Herb shut his eyes. Eighty-five percent of cancers were easily cured these days, but Triela had fallen in the deadly fifteen.

Herb waited a long time to ask the question on his mind, the one question that still mattered. Act brave, Mato had told him. If there was one thing Herb could do, it was act. So he pretended he was brave enough to ask the question, and then asked it.

"How long does she have?"

"Three to six months," Rebecca said.

Herb hesitated, then nodded. For a moment, he had half expected her to say, "Forty-one hours," the amount of time the Kabuki had had before the end, to make themselves ready to die, to go home, and be with their families. Herb thought three months wasn't long enough. Six wasn't long enough. Hell, one hundred years wasn't long enough.

Herb looked down at Triela and thought, There's nowhere for her to go, nowhere she can go to get away from this.

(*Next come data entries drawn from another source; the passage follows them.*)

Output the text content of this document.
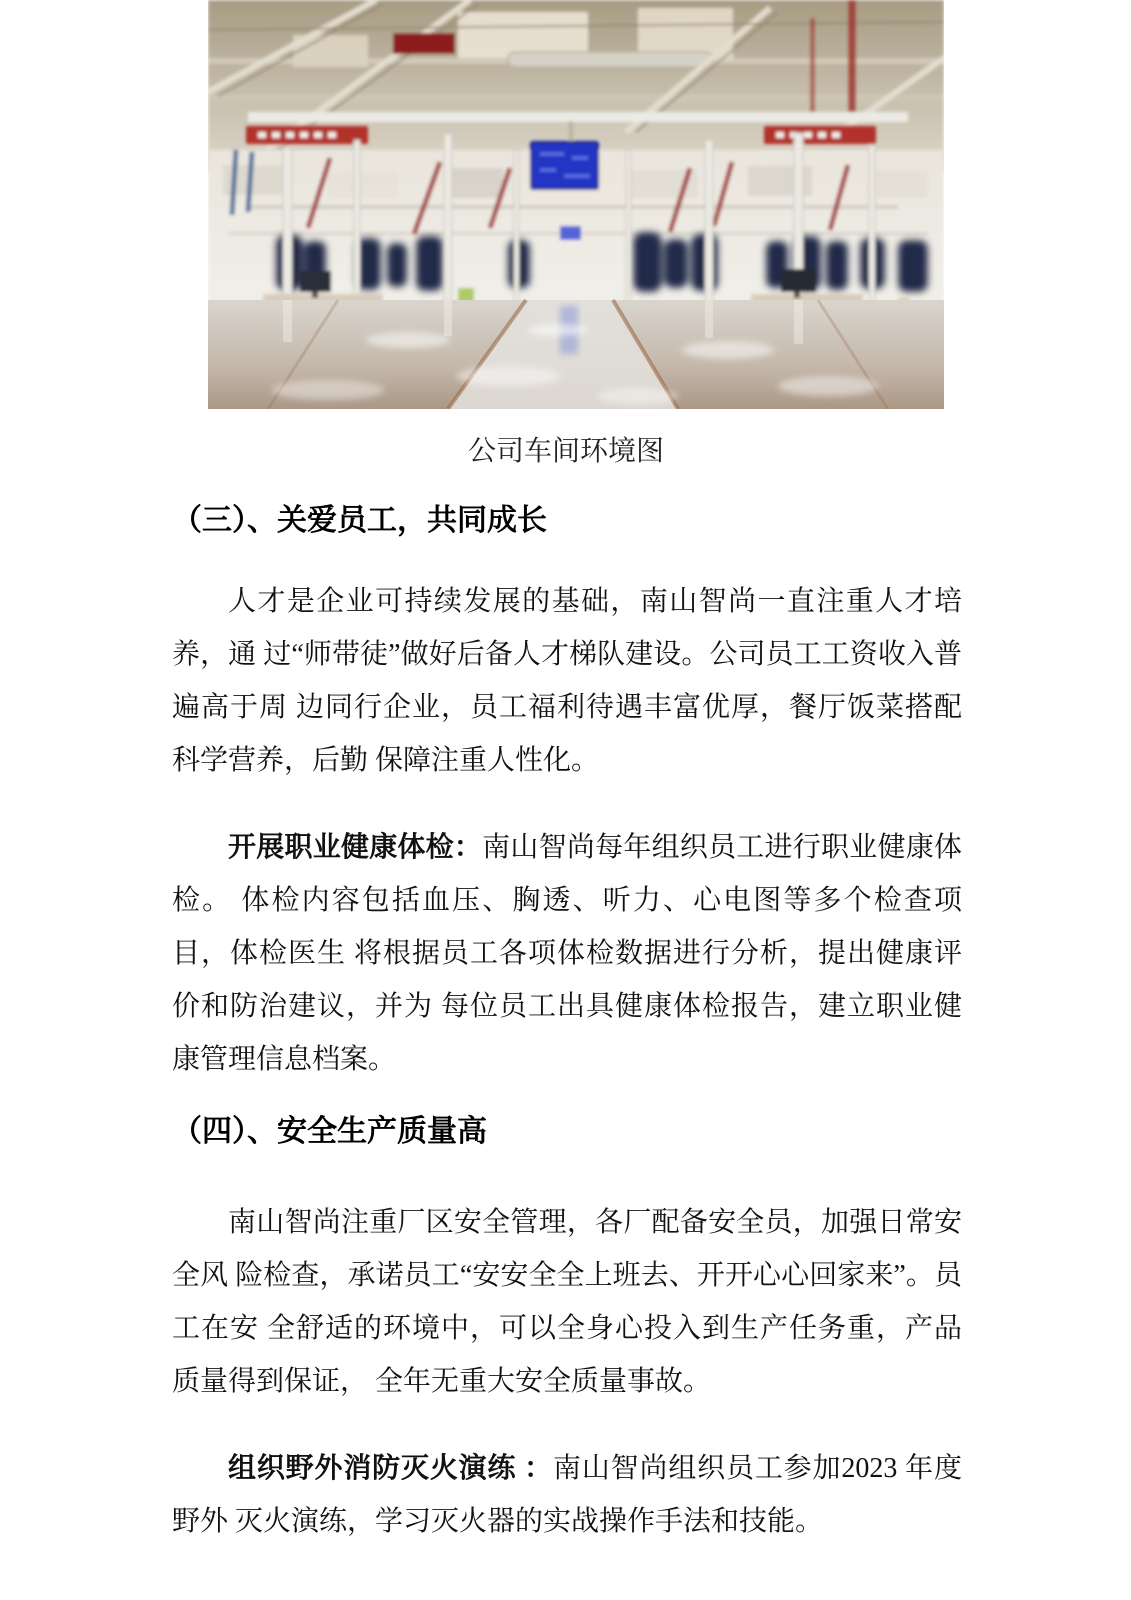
公司车间环境图
（三）、关爱员工，共同成长

人才是企业可持续发展的基础，南山智尚一直注重人才培养，通 过“师带徒”做好后备人才梯队建设。公司员工工资收入普遍高于周 边同行企业，员工福利待遇丰富优厚，餐厅饭菜搭配科学营养，后勤 保障注重人性化。

开展职业健康体检：南山智尚每年组织员工进行职业健康体检。 体检内容包括血压、胸透、听力、心电图等多个检查项目，体检医生 将根据员工各项体检数据进行分析，提出健康评价和防治建议，并为 每位员工出具健康体检报告，建立职业健康管理信息档案。

（四）、安全生产质量高

南山智尚注重厂区安全管理，各厂配备安全员，加强日常安全风 险检查，承诺员工“安安全全上班去、开开心心回家来”。员工在安 全舒适的环境中，可以全身心投入到生产任务重，产品质量得到保证， 全年无重大安全质量事故。

组织野外消防灭火演练 ：南山智尚组织员工参加2023 年度野外 灭火演练，学习灭火器的实战操作手法和技能。
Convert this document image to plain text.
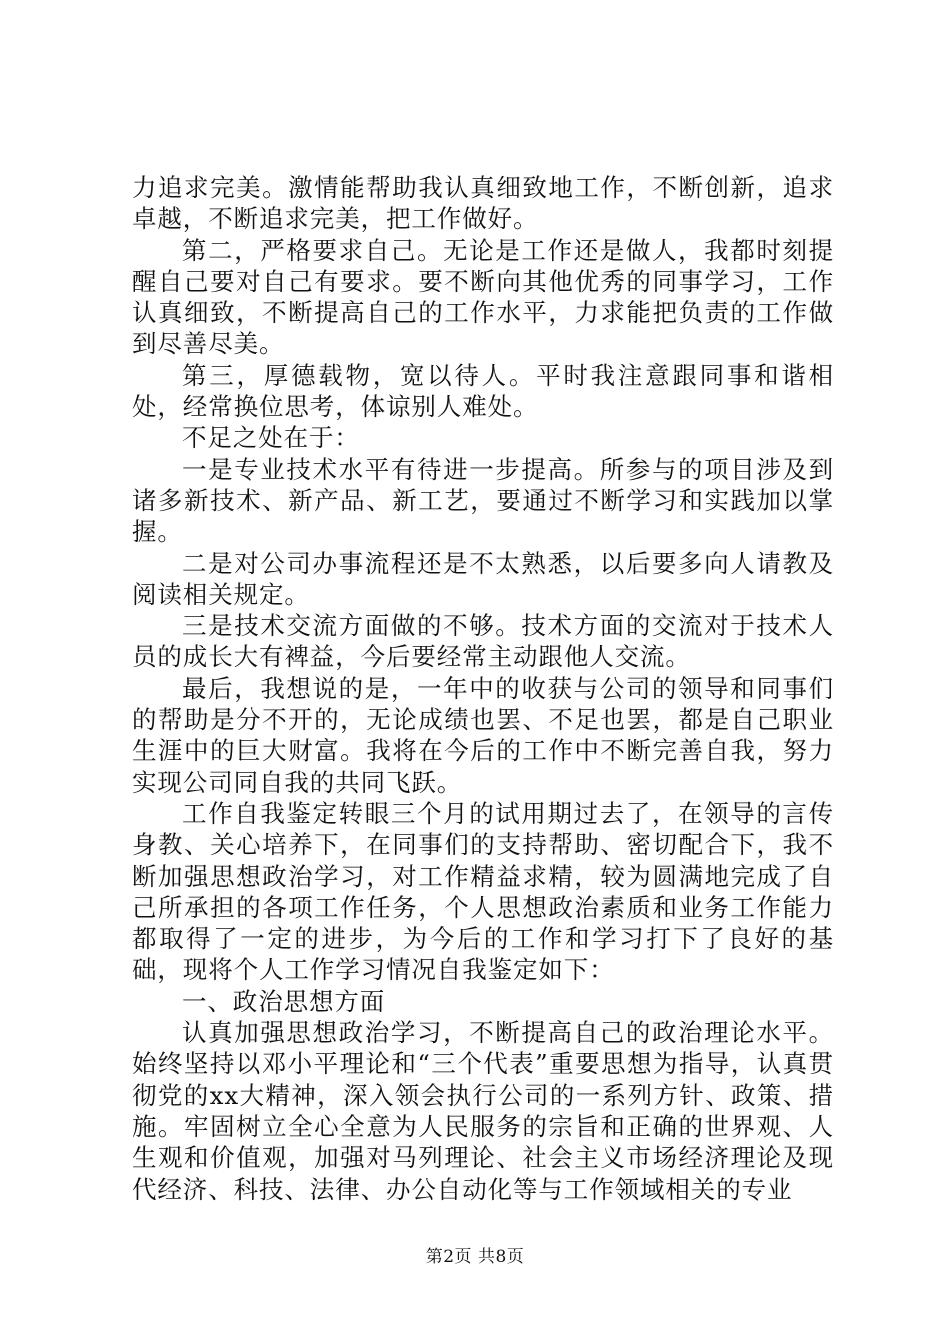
力追求完美。激情能帮助我认真细致地工作，不断创新，追求卓越，不断追求完美，把工作做好。

第二，严格要求自己。无论是工作还是做人，我都时刻提醒自己要对自己有要求。要不断向其他优秀的同事学习，工作认真细致，不断提高自己的工作水平，力求能把负责的工作做到尽善尽美。

第三，厚德载物，宽以待人。平时我注意跟同事和谐相处，经常换位思考，体谅别人难处。

不足之处在于：

一是专业技术水平有待进一步提高。所参与的项目涉及到诸多新技术、新产品、新工艺，要通过不断学习和实践加以掌握。

二是对公司办事流程还是不太熟悉，以后要多向人请教及阅读相关规定。

三是技术交流方面做的不够。技术方面的交流对于技术人员的成长大有裨益，今后要经常主动跟他人交流。

最后，我想说的是，一年中的收获与公司的领导和同事们的帮助是分不开的，无论成绩也罢、不足也罢，都是自己职业生涯中的巨大财富。我将在今后的工作中不断完善自我，努力实现公司同自我的共同飞跃。

工作自我鉴定转眼三个月的试用期过去了，在领导的言传身教、关心培养下，在同事们的支持帮助、密切配合下，我不断加强思想政治学习，对工作精益求精，较为圆满地完成了自己所承担的各项工作任务，个人思想政治素质和业务工作能力都取得了一定的进步，为今后的工作和学习打下了良好的基础，现将个人工作学习情况自我鉴定如下：

一、政治思想方面

认真加强思想政治学习，不断提高自己的政治理论水平。始终坚持以邓小平理论和“三个代表”重要思想为指导，认真贯彻党的xx大精神，深入领会执行公司的一系列方针、政策、措施。牢固树立全心全意为人民服务的宗旨和正确的世界观、人生观和价值观，加强对马列理论、社会主义市场经济理论及现代经济、科技、法律、办公自动化等与工作领域相关的专业

第2页 共8页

Three to six months, with the end looming like a storm cloud.

Herb leaned down and kissed Triela's hand. As long as she was here, he would be here with her. Because he had to, and he wanted to. Because nothing mattered more.

Triela stirred, eyes opening the tiniest bit, darting around, then closing again. Herb felt her fingers close around his, and for the first time since walking through the door to room 6G of the cancer center, Herb began to cry.

Later that week, when the recording was done, Herb watched the airing of the candlelight vigil in Triela's hospital room with his family around him. Triela said little, but watched the final seconds of the Kabuki broadcast with scarcely a blink, as blindingly beautiful auroras lit up the sky over the empty streets of the Kabuki city square. When the cameras went to static, May and Rebecca cried from their chairs in the corner. Triela looked up at Herb and simply nodded. There was strength in that nod that Herb hadn't seen in her before, strength and understanding and acceptance. And gratitude, Herb thought. When she smiled at him, even though the expression was wan and thin, he smiled back.

On the TV, announcers were speaking over a shot from a telescope showing a purplish star that outshone all the others. It was the supernova that had killed the Kabuki so many, many years before, and the light -- like the television shows -- was just now reaching earth.

In a day or two, the remaining light from the star would fade forever, but for now, Herb and Triela could share it, together.